A natural facial toner can make a huge difference to dry skin, provided it has been formulated with dry skin in mind. That means, for instance, that it will not contain any alcohol. Alcohol is very drying, yet it is included in many skincare products because it is a cheap and effective preservative. Good for a product’s shelf-life; not good for dry skin. Even organic toners that contain organic alcohol are not well-suited to dry skin.
The natural facial toners that I recommend for dry skin are based on hydrosols of herbs and flowers that are created when essential oils kiehl’s calendula toner are distilled. Hydrosols are potent so, again, it is wise to use ones that are suited to dry skin, such as witch hazel, widely revered as a beautifier of mature skin, and rose water, an ideal toner for drier skin. Other ingredients to look for in a facial toner include green tea extract, apple cider, and mint vinegar.
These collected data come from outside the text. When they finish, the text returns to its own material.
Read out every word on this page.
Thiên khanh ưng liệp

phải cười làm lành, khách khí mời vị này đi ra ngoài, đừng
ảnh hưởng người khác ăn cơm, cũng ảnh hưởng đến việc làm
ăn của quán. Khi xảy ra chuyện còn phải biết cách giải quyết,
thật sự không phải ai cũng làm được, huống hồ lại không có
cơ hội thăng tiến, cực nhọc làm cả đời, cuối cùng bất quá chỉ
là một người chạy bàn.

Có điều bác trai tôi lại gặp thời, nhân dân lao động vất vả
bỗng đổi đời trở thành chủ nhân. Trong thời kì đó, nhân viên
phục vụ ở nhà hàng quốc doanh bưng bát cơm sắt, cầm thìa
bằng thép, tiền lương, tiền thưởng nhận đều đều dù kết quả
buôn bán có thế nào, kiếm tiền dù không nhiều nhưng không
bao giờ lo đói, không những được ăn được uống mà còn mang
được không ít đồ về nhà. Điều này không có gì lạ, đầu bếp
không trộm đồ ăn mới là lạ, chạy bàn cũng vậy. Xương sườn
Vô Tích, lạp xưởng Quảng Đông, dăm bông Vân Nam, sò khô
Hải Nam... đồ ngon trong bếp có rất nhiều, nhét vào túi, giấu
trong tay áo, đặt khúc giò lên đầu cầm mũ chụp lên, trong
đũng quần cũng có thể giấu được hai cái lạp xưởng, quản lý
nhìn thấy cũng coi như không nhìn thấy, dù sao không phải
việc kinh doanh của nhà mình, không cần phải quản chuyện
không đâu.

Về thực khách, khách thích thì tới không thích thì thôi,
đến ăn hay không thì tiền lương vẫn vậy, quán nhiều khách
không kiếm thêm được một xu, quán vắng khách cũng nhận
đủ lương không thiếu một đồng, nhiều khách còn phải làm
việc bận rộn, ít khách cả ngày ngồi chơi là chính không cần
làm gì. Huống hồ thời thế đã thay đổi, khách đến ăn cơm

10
Toners work by causing the pores to contract and flush out dirt and debris. The contraction is caused by the astringents in the toner, and results in the skin looking and feeling smoother. In addition, the smaller pores are better able to resist bacteria and irritants, resulting in fewer eruptions. So, aside from the immediate benefits of better-looking and smoother-feeling skin, a good toner supports healthier skin, less prone to breakouts. Hydrosols are also packed with antioxidants that can reduce the impact of environmental damage to the skin.
The best time to use a toner is right after cleansing. The toner will take off any residue left behind by your cleanser. You can use a cotton ball to put the toner all over your face, and then let it dry, without using a towel. Once it dries, you are ready for your moisturizer. I use a toner in this way every morning and evening.
There may be some tingling when you use a toner that contains hydrosols. That’s fine, so long as the tingling is slight and persists for only a few minutes. Just because hydrofoils are water solutions does not mean that they are weak!
Plants contain complex chemicals that we are only beginning to understand, yet laboratories attempt to identify the “active” ingredient in a plant and then create an isolated version of it that can be used to manufacture cheaper products. In my view, this serves an economic agenda, not the best interests of my skin. I recommend an all natural facial toner with organic ingredients that have had the minimum amount of processing, so that the potency of the whole chemical structure of the plants is as fully-available as possible.